Electromagnetic waves
Electromagnetic (EM) waves are transverse waves of oscillating electric and magnetic fields. They:
- Travel through a vacuum (no medium needed).
- All travel at the same speed in a vacuum: $c = 3 \times 10^8$ m/s.
- Vary across a continuous spectrum from radio to gamma.
The seven categories
In order of increasing frequency (and decreasing wavelength):
- Radio waves — longest λ (km to mm). Communication: TV, radio.
- Microwaves — mm to cm. Cooking, satellite communication, radar.
- Infrared (IR) — μm. Thermal imaging, remote controls, optical fibres.
- Visible light — 400 nm (violet) to 700 nm (red). The narrow window we can see.
- Ultraviolet (UV) — sun-tan, fluorescence, sterilisation.
- X-rays — medical imaging, security scanning.
- Gamma rays — nuclear processes, cancer treatment.
A useful mnemonic: Radio, Micro, Infra, Visible, Ultra, X, Gamma.
Properties
- All EM waves are transverse — oscillating perpendicular to direction of travel.
- All travel at $c = 3 \times 10^8$ m/s in a vacuum.
- All carry energy — higher frequency = more energy per photon.
- All can be reflected, refracted, diffracted and absorbed at boundaries.
Sources
- Radio waves: oscillating currents in antennas; produced when electrons accelerate in conductors.
- Microwaves: maser cavities, magnetrons.
- IR: thermal radiation from any warm object.
- Visible: hot bodies, electron transitions.
- UV: very hot bodies (sun), fluorescent tubes.
- X-rays: rapidly decelerating electrons.
- Gamma: nuclear decay.
Hazards
Higher-energy EM (UV, X-rays, gamma) is ionising — can damage cells and DNA, causing cancer or burns.
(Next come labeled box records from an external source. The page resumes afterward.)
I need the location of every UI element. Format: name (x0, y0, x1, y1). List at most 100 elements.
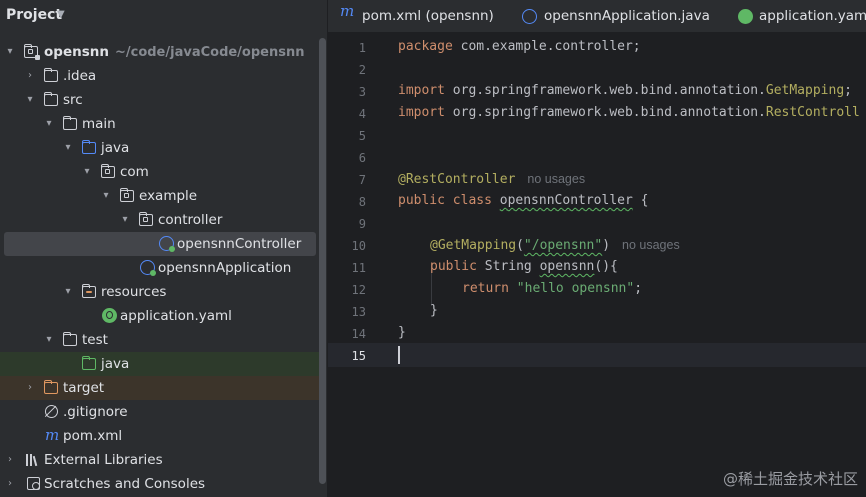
tree-item-label: controller (158, 212, 223, 228)
usages-hint[interactable]: no usages (527, 172, 585, 186)
tree-item-label: java (101, 140, 130, 156)
tree-item-example[interactable]: ▾ example (0, 184, 326, 208)
keyword: public class (398, 193, 492, 208)
expand-arrow-icon[interactable]: ▾ (62, 280, 74, 304)
keyword: return (462, 281, 509, 296)
tree-item-scratches[interactable]: › Scratches and Consoles (0, 472, 326, 496)
folder-icon (62, 332, 77, 346)
watermark: @稀土掘金技术社区 (722, 470, 858, 488)
line-number: 2 (358, 63, 366, 77)
tab-label: opensnnApplication.java (544, 8, 710, 24)
maven-icon: m (45, 426, 60, 444)
tree-item-label: opensnn (44, 44, 109, 60)
code-line-13: } (430, 303, 438, 318)
tree-item-test-java[interactable]: java (0, 352, 326, 376)
tree-item-label: test (82, 332, 108, 348)
expand-arrow-icon[interactable]: ▾ (24, 88, 36, 112)
annotation-ref: RestControll (765, 105, 860, 120)
editor[interactable]: m pom.xml (opensnn) opensnnApplication.j… (328, 0, 866, 497)
spring-leaf-icon (102, 308, 117, 323)
package-icon (138, 212, 153, 226)
tree-item-idea[interactable]: › .idea (0, 64, 326, 88)
line-number: 6 (358, 151, 366, 165)
folder-icon (43, 92, 58, 106)
expand-arrow-icon[interactable]: ▾ (4, 40, 16, 64)
tree-item-label: target (63, 380, 105, 396)
scratch-icon (27, 477, 40, 490)
tree-item-label: .idea (63, 68, 97, 84)
tab-opensnnapplication[interactable]: opensnnApplication.java (522, 0, 727, 33)
tree-item-pom[interactable]: m pom.xml (0, 424, 326, 448)
tree-item-java[interactable]: ▾ java (0, 136, 326, 160)
expand-arrow-icon[interactable]: ▾ (43, 328, 55, 352)
tree-item-gitignore[interactable]: .gitignore (0, 400, 326, 424)
annotation: @GetMapping (430, 238, 517, 253)
code-text: com.example.controller; (452, 39, 641, 54)
tree-item-src[interactable]: ▾ src (0, 88, 326, 112)
tree-item-com[interactable]: ▾ com (0, 160, 326, 184)
tab-label: application.yaml (759, 8, 866, 24)
line-number-current: 15 (351, 349, 366, 363)
code-line-10: @GetMapping("/opensnn") no usages (430, 234, 680, 256)
project-header[interactable]: Project ▼ (0, 0, 328, 33)
expand-arrow-icon[interactable]: › (24, 376, 36, 400)
expand-arrow-icon[interactable]: › (24, 64, 36, 88)
expand-arrow-icon[interactable]: ▾ (100, 184, 112, 208)
tab-pom[interactable]: m pom.xml (opensnn) (340, 0, 510, 33)
tree-item-main[interactable]: ▾ main (0, 112, 326, 136)
line-number: 3 (358, 85, 366, 99)
tree-item-external-libraries[interactable]: › External Libraries (0, 448, 326, 472)
tree-item-label: main (82, 116, 116, 132)
project-path: ~/code/javaCode/opensnn (114, 45, 305, 60)
tab-application-yaml[interactable]: application.yaml (738, 0, 866, 33)
tree-item-label: example (139, 188, 198, 204)
usages-hint[interactable]: no usages (622, 238, 680, 252)
expand-arrow-icon[interactable]: ▾ (119, 208, 131, 232)
source-folder-icon (81, 140, 96, 154)
code-text: (){ (594, 259, 618, 274)
tree-item-resources[interactable]: ▾ resources (0, 280, 326, 304)
expand-arrow-icon[interactable]: ▾ (62, 136, 74, 160)
annotation-ref: GetMapping (765, 83, 845, 98)
code-text: ( (516, 238, 524, 253)
annotation: @RestController (398, 172, 516, 187)
line-number: 7 (358, 173, 366, 187)
code-text: ) (602, 238, 611, 253)
line-number: 8 (358, 195, 366, 209)
expand-arrow-icon[interactable]: ▾ (43, 112, 55, 136)
expand-arrow-icon[interactable]: ▾ (81, 160, 93, 184)
tree-item-label: com (120, 164, 149, 180)
project-title[interactable]: Project (6, 7, 62, 23)
method-name: opensnn (539, 259, 595, 274)
line-number: 11 (351, 261, 366, 275)
tree-item-opensnn[interactable]: ▾ opensnn ~/code/javaCode/opensnn (0, 40, 326, 64)
panel-scrollbar[interactable] (319, 38, 326, 484)
tree-item-application-yaml[interactable]: application.yaml (0, 304, 326, 328)
expand-arrow-icon[interactable]: › (4, 448, 16, 472)
spring-class-icon (159, 236, 175, 252)
code-text: org.springframework.web.bind.annotation. (444, 83, 766, 98)
keyword: public (430, 259, 477, 274)
ignore-file-icon (45, 405, 58, 418)
code-text: org.springframework.web.bind.annotation. (444, 105, 766, 120)
line-number: 13 (351, 305, 366, 319)
line-number-gutter[interactable]: 1 2 3 4 5 6 7 8 9 10 11 12 13 14 15 (328, 33, 396, 497)
tree-item-target[interactable]: › target (0, 376, 326, 400)
spring-leaf-icon (738, 9, 753, 24)
current-line-highlight (328, 343, 866, 367)
code-line-1: package com.example.controller; (398, 36, 641, 58)
chevron-down-icon[interactable]: ▼ (57, 9, 65, 20)
code-line-8: public class opensnnController { (398, 190, 648, 212)
code-line-4: import org.springframework.web.bind.anno… (398, 102, 860, 124)
tree-item-opensnnapplication[interactable]: opensnnApplication (0, 256, 326, 280)
tree-item-controller[interactable]: ▾ controller (0, 208, 326, 232)
excluded-folder-icon (43, 380, 58, 394)
code-text: String (476, 259, 540, 274)
tree-item-label: opensnnController (177, 236, 302, 252)
spring-class-icon (140, 260, 156, 276)
tree-item-opensnncontroller[interactable]: opensnnController (4, 232, 316, 256)
tree-item-test[interactable]: ▾ test (0, 328, 326, 352)
expand-arrow-icon[interactable]: › (4, 472, 16, 496)
package-icon (119, 188, 134, 202)
package-icon (100, 164, 115, 178)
Lower-energy EM (radio, microwave) is non-ionising and lower risk, though microwaves can cause internal heating.
⚠Common mistakes
- Saying EM waves travel at different speeds in a vacuum — they don't.
- Forgetting that EM waves are transverse.
- Mixing up wavelength order — radio is longest, gamma shortest.
- Saying all EM waves are dangerous — only the high-energy end is ionising.